Bve Raad



Mbo-hbo kansrijke route naar meer hoger opgeleiden

Persbericht Bve Raad 29-05-2006

De leerroute mbo-hbo is een kansrijke route om het aantal hoger opgeleiden te verhogen. Dit stelt Margo Vliegenthart, voorzitter van de Bve Raad, bij de ondertekening van een samenwerkingsovereenkomst door de Hogeschool Utrecht en het ROC van Amsterdam op maandag 29 mei 2006 in Hilversum. Het succespercentage van mbo-instromers in het hbo is hoger dan dat van havisten. Als je naar het rendement van de afgelopen jaren kijkt, zie je dat mboers qua rendement tussen havisten en vwoers in zitten. Voor havisten is het rendement gedaald tot onder de 45 procent, voor mboers ligt het ruim boven de 50 procent. De route vmbo-mbo-hbo is daarmee rendabeler dan de route havo-hbo.

De Raad voor Werk en Inkomen constateert in zijn Arbeidsmarktanalyse 2006 dat het voor het hbo belangrijker is nauwer samen te werken met het mbo dan de banden met het wetenschappelijk onderwijs te verstevigen. Vliegenthart sluit zich daarbij aan. HBO-raad en Bve Raad hebben de handen ineengeslagen om te kijken hoe de doorstroom een positieve stimulans kan krijgen. Waarbij het gaat om concrete samenwerkingsverbanden tussen scholen die samen doorstroomtrajecten uitvoeren gericht op het herkennen van de talenten van jongeren die kunnen en willen doorstromen. Trajecten waarbij de voorbereiding op het hbo niet in het laatste jaar van het mbo start, maar zo snel mogelijk, soms zelfs al in het eerste jaar. Er zijn veel goede voorbeelden van samenwerking in het land waarbij het zo is georganiseerd dat leerlingen de onderwijsprogrammas van mbo en hbo combineren en er substantiële tijdwinst te boeken valt. Door dit ook in de communicatie te benadrukken wordt het voor leerlingen en hun ouders duidelijk dat je ook naar het hbo kunt via het mbo. En als je in hetzelfde vakgebied doorgaat zelfs met meer succes dan via het havo.

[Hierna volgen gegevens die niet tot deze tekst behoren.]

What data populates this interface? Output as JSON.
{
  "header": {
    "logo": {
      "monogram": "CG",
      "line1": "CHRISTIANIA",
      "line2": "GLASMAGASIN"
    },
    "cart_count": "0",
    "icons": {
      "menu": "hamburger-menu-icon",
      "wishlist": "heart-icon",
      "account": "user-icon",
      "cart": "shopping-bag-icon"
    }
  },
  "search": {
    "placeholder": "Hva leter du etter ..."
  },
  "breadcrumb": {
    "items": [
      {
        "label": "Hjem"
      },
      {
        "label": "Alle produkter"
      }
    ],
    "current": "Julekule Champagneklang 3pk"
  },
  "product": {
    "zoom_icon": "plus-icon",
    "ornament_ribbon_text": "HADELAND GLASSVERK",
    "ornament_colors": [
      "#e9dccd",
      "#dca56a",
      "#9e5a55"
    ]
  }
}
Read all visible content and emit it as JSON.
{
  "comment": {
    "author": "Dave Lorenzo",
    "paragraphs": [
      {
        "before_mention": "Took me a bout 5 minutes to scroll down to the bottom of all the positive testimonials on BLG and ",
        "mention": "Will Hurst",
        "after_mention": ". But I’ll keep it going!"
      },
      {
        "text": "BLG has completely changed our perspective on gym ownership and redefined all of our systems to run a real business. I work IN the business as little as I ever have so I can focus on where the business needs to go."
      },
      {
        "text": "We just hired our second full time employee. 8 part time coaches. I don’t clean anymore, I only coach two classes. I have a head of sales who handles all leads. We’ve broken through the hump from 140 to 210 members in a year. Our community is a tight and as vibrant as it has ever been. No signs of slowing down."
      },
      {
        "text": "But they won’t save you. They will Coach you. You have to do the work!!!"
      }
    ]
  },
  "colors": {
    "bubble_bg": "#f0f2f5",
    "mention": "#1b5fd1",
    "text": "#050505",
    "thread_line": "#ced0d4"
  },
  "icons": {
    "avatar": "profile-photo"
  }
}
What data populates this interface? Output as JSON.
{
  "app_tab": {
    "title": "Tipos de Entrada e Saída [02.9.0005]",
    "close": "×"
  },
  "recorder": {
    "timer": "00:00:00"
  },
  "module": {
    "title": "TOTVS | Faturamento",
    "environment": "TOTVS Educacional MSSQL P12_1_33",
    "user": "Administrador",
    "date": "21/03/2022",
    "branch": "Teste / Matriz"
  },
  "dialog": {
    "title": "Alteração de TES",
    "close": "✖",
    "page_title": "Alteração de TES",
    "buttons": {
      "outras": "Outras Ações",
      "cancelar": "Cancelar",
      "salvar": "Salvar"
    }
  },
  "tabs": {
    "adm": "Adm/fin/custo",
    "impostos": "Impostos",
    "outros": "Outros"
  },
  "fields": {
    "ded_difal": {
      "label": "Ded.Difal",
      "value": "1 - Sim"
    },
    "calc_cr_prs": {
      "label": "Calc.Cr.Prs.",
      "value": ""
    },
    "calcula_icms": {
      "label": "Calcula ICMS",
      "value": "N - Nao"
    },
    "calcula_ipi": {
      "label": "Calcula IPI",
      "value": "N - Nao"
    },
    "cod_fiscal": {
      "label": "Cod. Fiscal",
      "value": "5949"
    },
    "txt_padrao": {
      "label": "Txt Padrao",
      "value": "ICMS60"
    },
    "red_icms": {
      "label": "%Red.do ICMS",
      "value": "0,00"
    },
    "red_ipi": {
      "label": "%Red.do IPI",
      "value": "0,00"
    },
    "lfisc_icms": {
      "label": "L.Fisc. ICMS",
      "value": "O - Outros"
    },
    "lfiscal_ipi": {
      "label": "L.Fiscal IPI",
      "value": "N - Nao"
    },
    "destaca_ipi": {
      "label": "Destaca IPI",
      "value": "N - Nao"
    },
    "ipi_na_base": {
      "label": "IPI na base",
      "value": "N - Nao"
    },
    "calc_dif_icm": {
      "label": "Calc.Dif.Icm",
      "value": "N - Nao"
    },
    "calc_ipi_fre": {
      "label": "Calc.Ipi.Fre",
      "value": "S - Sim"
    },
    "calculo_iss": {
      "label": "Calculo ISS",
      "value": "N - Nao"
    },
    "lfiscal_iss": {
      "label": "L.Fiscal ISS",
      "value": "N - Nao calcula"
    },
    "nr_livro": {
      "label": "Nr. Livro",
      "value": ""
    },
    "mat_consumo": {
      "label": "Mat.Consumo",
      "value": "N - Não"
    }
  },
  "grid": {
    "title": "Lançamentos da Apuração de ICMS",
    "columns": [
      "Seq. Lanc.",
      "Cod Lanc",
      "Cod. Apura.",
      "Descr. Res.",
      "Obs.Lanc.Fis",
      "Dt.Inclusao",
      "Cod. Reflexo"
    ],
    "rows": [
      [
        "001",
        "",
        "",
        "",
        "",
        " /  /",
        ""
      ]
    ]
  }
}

Op deze manier kan de instroom naar het hbo vergroot en verbeterd worden.

Verder ziet Margo Vliegenthart extra kansen om het hbo aantrekkelijk te maken voor mbo-gediplomeerden door de start van de nieuwe korte hbo-opleidingen, die leiden tot een Associate degree. Het perspectief van een vierjarige opleiding kan een drempel opwerpen. Een tweejarige opleiding verlaagt die drempel aanzienlijk. Bovendien kan dan in een latere fase alsnog het bachelordiploma worden gehaald. We zien immers dat de bereidheid van werkgevers en werknemers om te investeren in scholing toeneemt, vooral als het gaat om hoger opgeleiden. We moeten bij de doorstroom mbo-hbo dan ook niet vergeten dat er potentiële instromers zijn uit de groep werkenden. Vooral deeltijdopleidingen en trajecten waarin leren en werken worden gecombineerd, zijn voor deze groep aantrekkelijk. Volgens Vliegenthart ligt hier een kans voor rocs en hogescholen om intensief samen te werken. Het mbo heeft goede contacten met het bedrijfsleven en kan een belangrijke rol spelen in het ontwikkelen van deze Ad-opleidingen, in partnerschap met een hogeschool die verantwoordelijk is voor de diplomering.